Scholz berbicara masalah ini pada pembukaan pameran perdagangan tahunan Hannover pada Ahad, 16 Maret 2023. Kanselir mengatakan kepada Presiden Indonesia Joko Widodo bahwa kesepakatan perdagangan antara Indonesia dan Uni Eropa berpotensi menciptakan kawasan ekonomi yang mencakup 700 juta orang.
“Saya sedang bekerja untuk akhirnya mencapai kesepakatan ini,” kata Scholz tentang negosiasi antara Jakarta dan Brussel, yang telah berlangsung sejak 2016.
Scholz mengatakan dia juga berharap tentang pembicaraan antara UE dan blok Mercosur di Amerika Selatan, Meksiko, Australia, Kenya, dan India.
“Di sini juga, dinamika baru telah muncul dalam beberapa bulan terakhir,” katanya. Dia menambahkan bahwa kesepakatan semacam itu diperlukan untuk membantu negara-negara mengurangi ketergantungan mereka pada pasar tertentu.
Jerman sangat khawatir menjadi terlalu bergantung pada Cina, termasuk untuk komoditas penting yang dibutuhkan untuk digitalisasi dan pergeseran menuju ekonomi nol karbon. “Saat ini kami mengimpor banyak dari Cina,” kata Scholz.
“Dan itu terlepas dari fakta bahwa tanah jarang, tembaga, atau nikel seringkali tidak diekstraksi di sana, tetapi di negara-negara seperti Indonesia, Chili, atau Namibia,” katanya. “Kami ingin mengubahnya.”
Scholz mengatakan membangun fasilitas pemrosesan untuk bahan mentah semacam itu di negara tempat ditemukannya akan menguntungkan ekonomi lokal dan harus menjadi bagian dari kesepakatan perdagangan baru.
Cina juga merupakan mitra dagang terbesar Indonesia.
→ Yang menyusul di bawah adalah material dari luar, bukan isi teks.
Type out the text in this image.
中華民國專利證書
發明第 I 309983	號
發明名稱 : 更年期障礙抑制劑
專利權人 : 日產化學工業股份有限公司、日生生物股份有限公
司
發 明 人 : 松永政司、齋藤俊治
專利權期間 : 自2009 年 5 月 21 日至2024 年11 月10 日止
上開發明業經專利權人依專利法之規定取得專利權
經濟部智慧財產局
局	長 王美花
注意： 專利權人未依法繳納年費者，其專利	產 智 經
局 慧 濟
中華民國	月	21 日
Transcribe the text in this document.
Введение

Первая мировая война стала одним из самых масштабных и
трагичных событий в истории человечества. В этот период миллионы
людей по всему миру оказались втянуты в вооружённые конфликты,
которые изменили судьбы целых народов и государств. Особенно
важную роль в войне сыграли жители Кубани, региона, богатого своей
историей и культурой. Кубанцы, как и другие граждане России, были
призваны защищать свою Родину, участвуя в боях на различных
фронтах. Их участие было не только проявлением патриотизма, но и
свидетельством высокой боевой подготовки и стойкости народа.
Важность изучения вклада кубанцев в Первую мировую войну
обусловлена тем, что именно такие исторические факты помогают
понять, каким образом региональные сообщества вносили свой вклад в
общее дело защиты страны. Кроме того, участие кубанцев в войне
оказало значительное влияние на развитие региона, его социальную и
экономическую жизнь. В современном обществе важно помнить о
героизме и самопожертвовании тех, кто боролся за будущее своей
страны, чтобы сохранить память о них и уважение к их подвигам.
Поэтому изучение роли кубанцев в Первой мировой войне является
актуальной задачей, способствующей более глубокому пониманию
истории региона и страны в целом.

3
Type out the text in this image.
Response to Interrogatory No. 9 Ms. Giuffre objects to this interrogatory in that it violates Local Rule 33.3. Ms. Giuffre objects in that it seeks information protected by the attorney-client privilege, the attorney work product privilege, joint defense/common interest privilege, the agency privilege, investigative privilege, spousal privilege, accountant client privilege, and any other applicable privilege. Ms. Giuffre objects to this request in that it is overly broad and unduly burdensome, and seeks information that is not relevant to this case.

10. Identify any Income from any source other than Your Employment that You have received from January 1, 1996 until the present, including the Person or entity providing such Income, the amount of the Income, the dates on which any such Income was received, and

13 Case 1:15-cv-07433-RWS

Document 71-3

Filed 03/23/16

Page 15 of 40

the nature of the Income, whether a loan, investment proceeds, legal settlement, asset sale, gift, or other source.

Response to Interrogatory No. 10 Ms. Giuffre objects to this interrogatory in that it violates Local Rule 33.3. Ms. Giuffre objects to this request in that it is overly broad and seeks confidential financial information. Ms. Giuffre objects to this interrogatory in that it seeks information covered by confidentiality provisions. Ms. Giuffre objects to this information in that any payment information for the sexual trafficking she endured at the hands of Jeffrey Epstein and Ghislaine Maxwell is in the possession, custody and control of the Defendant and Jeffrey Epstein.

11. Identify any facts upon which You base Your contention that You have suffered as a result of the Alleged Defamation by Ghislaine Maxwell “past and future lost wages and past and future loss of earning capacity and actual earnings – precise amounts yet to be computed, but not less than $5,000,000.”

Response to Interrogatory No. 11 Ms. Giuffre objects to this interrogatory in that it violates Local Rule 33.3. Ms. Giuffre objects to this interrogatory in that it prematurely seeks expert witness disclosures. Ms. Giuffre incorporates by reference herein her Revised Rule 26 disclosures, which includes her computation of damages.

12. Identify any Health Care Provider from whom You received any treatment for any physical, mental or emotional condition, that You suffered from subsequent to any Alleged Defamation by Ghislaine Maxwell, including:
Pada 2022, total perdagangan bilateral mencapai rekor baru senilai US$133,65 miliar atau sekitar Rp2 kuadriliun.
Sementara untuk investasi, tahun lalu, Cina menjadi investor ke-2 terbesar Indonesia. Di kuartal terakhir tahun lalu, Cina bahkan menjadi investor pertama Indonesia.